When societies make decisions in the information age — is this a bit like video processing?

5 min readNov 9, 2021

This article is about something I know well — video processing — and something I don’t really know at all — the role of information systems when societies make collective decisions (like voting in elections, or using a stock market to determine the values of companies).

I suggest that these things could be similar, look at traits of video processing systems, and ask whether these can tell us anything about collective decision-making in the modern world.

If you’re an expert in the role of information systems in society I’d be delighted and fascinated to hear what you think about this. But do please note the aim here is to share ideas that might stimulate discussion and exploration. Some or all of this analogy could turn out to be very wrong!

Algorithms

A video processing algorithm

In 2003 I finished my Ph.D in video processing, focussed on the task of how to track moving objects in video images. This was before some of the bigger advances in deep learning and we worked with stochastic signal processing methods known as particle filters. For my application they worked like this:

Take a model of how you think something looks, and start with your best guesses at where it is. If you have no other information you may have a wide distribution of guesses (it could be anywhere), or if tracking through a video sequence their location might be constrained by previous times. Each guess location is known as a ‘particle’.
Jiggle these particles around a bit, and look for evidence that the object is at these modified particle locations by checking to see how much the model matches the real video there.
Keep a subset of the particles, but give priority to the ones that have the most evidence. Particles with weak evidence are not all thrown away because there is still some chance the object is at those locations, but they less likely to be chosen. The subset that remain represents the distribution of where the object might be.
Aggregate the results from the particles to give a best estimate.

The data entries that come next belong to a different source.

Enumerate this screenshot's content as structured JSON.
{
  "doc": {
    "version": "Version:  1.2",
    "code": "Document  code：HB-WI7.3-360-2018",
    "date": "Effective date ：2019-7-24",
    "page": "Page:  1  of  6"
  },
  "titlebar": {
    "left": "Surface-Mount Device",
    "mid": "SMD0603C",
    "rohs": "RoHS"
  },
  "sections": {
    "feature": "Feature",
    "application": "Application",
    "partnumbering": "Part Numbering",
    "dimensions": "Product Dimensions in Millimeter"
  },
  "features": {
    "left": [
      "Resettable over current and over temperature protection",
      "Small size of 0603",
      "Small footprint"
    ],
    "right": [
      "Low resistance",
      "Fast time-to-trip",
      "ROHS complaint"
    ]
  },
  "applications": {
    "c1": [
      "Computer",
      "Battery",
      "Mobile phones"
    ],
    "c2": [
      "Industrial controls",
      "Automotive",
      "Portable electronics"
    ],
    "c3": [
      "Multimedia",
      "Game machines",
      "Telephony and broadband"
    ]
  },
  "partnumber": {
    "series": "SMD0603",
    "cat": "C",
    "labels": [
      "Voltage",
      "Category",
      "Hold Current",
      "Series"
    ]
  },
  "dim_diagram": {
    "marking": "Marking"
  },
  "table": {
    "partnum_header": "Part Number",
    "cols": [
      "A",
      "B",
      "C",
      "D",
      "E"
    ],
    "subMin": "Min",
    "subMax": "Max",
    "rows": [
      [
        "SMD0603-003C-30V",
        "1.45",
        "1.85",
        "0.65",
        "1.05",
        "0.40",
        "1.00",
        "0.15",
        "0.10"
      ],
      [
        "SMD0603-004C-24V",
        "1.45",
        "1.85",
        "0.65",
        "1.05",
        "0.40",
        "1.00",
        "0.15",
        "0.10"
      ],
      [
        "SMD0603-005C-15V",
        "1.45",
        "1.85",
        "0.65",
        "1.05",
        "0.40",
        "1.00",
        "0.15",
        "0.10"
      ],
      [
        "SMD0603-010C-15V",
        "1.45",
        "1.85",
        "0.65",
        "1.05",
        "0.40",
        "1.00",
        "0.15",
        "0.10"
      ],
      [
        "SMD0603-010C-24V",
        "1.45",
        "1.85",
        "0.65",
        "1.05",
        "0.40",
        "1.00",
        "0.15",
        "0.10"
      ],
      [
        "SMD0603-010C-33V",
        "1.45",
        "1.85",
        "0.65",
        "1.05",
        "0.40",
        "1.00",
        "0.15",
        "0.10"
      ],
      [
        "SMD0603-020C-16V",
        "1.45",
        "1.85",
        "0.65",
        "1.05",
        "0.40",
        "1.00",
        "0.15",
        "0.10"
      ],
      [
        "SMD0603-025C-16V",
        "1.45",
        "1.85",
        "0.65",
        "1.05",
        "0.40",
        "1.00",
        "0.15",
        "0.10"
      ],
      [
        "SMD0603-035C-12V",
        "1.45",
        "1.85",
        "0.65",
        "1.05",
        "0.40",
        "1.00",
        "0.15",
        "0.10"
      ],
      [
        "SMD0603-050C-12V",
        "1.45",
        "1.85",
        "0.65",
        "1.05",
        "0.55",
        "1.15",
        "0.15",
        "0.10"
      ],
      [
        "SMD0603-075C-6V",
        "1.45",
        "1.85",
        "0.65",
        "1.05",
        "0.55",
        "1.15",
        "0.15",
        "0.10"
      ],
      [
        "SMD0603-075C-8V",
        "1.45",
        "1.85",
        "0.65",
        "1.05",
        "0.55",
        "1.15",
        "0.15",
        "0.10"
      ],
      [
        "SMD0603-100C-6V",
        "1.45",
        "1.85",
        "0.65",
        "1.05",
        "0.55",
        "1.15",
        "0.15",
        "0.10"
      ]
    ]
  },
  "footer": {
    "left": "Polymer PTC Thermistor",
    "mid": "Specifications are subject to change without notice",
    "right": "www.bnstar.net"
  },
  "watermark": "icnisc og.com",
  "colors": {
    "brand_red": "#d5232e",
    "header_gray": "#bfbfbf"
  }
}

Looking for the torso in video images. Shows perturbed initial guesses as at step 2 (left), and the subset remaining after evaluating evidence as described in step 3 (right).

An algorithm for collective human decision-making

Let’s compare the above video algorithm steps with what happens when large groups of people make collective decisions. I’ll use a democratic election as the example, but we could imagine a similar process when investors select companies to buy or sell on a stock market.

An individual within a population has a set of mental connections that have been informed by their experience of the world and the information they’ve received up until now. We could think of each person like a particle in the video processing system.
Organisations, communities, and individuals provide information flows to affect the mental connections of each person (particle) before they cast their vote. This is like the act of jiggling the particles around.
The vote of each person is cast. When they do this their minds are in some way summing the internal signals that indicate which party or candidate they should choose.
Votes are counted to aggregate the individual decisions across the population.

Traits of the stochastic video processing algorithm

The above algorithms sound similar don’t they? But is this analogy of any use? Can we use traits of these stochastic video processing techniques to tell us something about democracy or about stock purchases? I’ll introduce a few traits that might apply so that we can explore the analogy further.

Video systems that succeed

The particle filter technique described depends on a computer model of how an object looks. If this model is accurate then the system can do a great job of tracking the object. It can even do so when evidence is ambiguous, because enough particles will ‘vote’ for the most appropriate outcome in aggregate.

Video systems that fail

Unfortunately, engineers using particle filters for video processing soon discover that this technique is irritatingly effective at seeking out the ‘holes’ in a model. What if there are other objects that look a bit like the one you’re trying to find? The jiggling around could cause some particles to latch onto the wrong one. If the model is decent then that should only happen to a few particles, and the aggregate decision will be correct. But if the model is weak then things can go wrong. Sometimes they go wrong for a few frames and snap back, but sometimes they go wrong irrecoverably.

Systems can also fail if the input data is bad. Maybe the camera is noisy or faulty. Making sure that the system does not produce very spurious results in such a case is an important engineering challenge for these types of system.

Questions

With those traits in mind, here are questions to explore ways that the analogy might be useful. I wish I had answers but I don’t (yet!) — hope these are food for thought anyway. Do let me know what you think.

Firstly, is it even reasonable to imagine that a democratic or investment process has strengths and weaknesses of a similar nature to the stochastic signal processing system described? And if so, how might we model the system in more detail?
Can the analogy help reach consensus on a ‘strong’ model for our societies to have that we should build this into the systems? For example, does it tell us anything about the roles of civic education and deliberative democracy, or the regulation of financial markets?
In this analogy we could consider modern information systems (including social media) as having unprecedented power to ‘jiggle’ the particles, and therefore to cause models that even recently had appeared strong to make unexpected decisions. It is tempting to think those decisions might turn out to be inefficient, or even catastrophic. Is it helpful to think of the system in this way?
If so how do we design systems that mitigate this problem? How much of it can be solved by strengthening the model and how much by constraining the information perturbations?
Some analogies of noisy video input data in the video system might be poorly formed policy options available to choose between, or corrupt companies on the stock market. Obvious fixes would be to have well-designed policy options and companies with strong codes of ethics. But if the analogy holds and the systems are not robust to these scenarios, then they could result in extreme outcomes. Is there a need to consider how to make the systems more fault-tolerant?